Dixième point : les cartes marines anachroniques. On ne parle plus beaucoup de Piri Reis en ce moment, ni des travaux de Hapgood sur d’autres portulans du XVe siècle manifestement copies de copies… d’originaux assez antiques pour que les tracés des côtes représentent exactement la terre telle qu’elle était vers –11 000 à –9000, à la sortie de la dernière glaciation, à l’aube du néolithique. C’est à dire à une période où, malgré toute l’explosion culturelle qu’elle représente, on ne possédait ni satellite ni avion ni montgolfière, ni appareil photo, ni même chronomètre de précision pour le calcul de la longitude.
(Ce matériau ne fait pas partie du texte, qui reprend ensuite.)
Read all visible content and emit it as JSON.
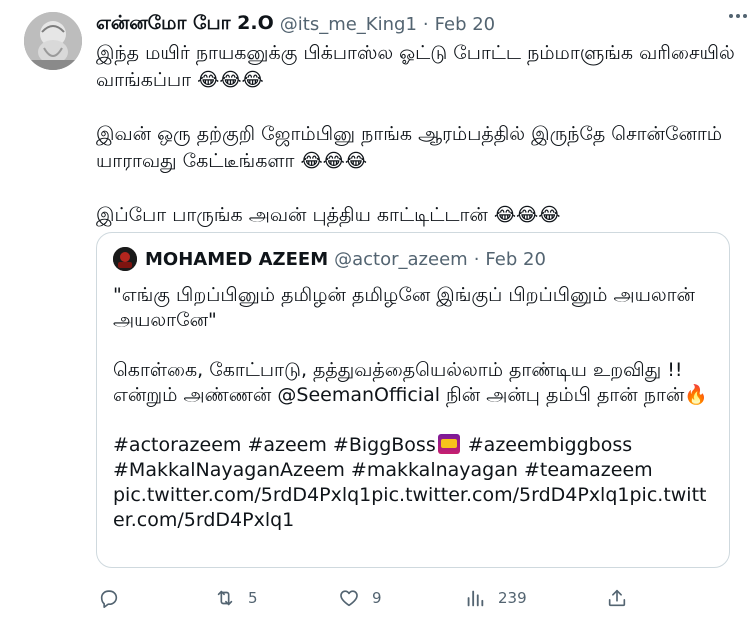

Or les portulans étudiés par Hapgood, une fois retrouvée leur grille de projection, sont sur de larges portions aussi exacts en latitude/longitude que nos actuelles cartes marines, et se mettent à dérailler dans d’autres zones, comme si le modèle exact manquait ou comme si l’adaptation de deux fragments à la même échelle avait rencontré des difficultés. C’est sans doute plus rassurant de passer les travaux de Hapgood aux oubliettes, le problème qu’on ne voit pas et le livre qu’on ne réédite pas n’empêchent pas de dormir. Mais rien n’est résolu.
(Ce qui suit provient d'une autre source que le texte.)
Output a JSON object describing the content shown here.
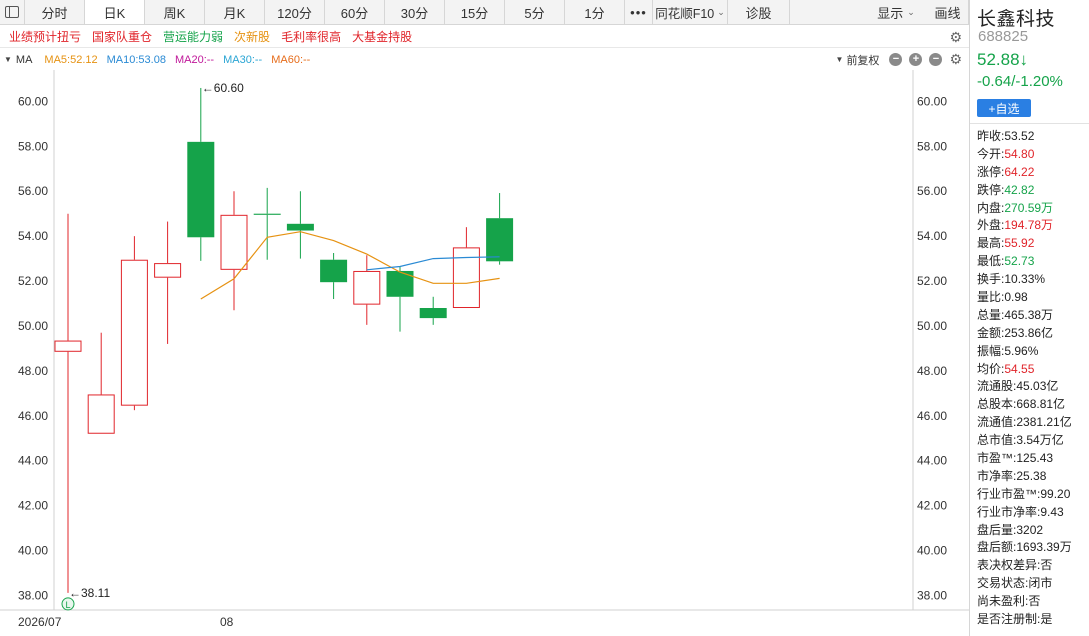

Onzième point : Pourquoi l’Australie a-t-elle été évitée des navigateurs tant asiatiques qu’européens depuis le paléolithique jusqu’au XIXe siècle, alors que le détroit de Torrès qui la sépare de la Nouvelle Guinée fait moins de 200 km, avec deux îles s’il est besoin d’étapes, et que les pirogues mélanésiennes permettent de naviguer sur plusieurs milliers de km ? Pourquoi sa faune marsupiale n’a-t-elle pas eu de concurrence alors que le plateau continental est tel qu’aux époques de niveau de la mer plus bas qu’aujourd’hui, toutes ces îles étaient d’un seul tenant, en particulier Australie et nouvelle Guinée — laquelle n’a plus de marsupiaux ? Les hommes sont passés, sinon pas d’aborigènes. Pas les animaux, pratiquement pas les plantes. Pourquoi ? S’il y avait un interdit implicite (puisqu’on n’en a pas trouvé, à ma connaissance, d’explicites dans les cultures régionales), qu’est-ce qui le maintenait ? Qu’est-ce qui a rendu une terre aussi grande quasiment invisible alors que les Portugais au XVIe siècle puis les Français, les Anglais et les Hollandais au XVIIIe cartographiaient le moindre bout de caillou du genre Galapagos ?
Les éléments ne s’emboîtent pas encore de manière cohérente et toutes les pièces du puzzle ne sont pas encore sur la table mais on devine un paysage possible. Le moins qu’on puisse en dire, c’est qu’il semble plus exotique que ne le voudrait la frilosité intellectuelle de notre temps.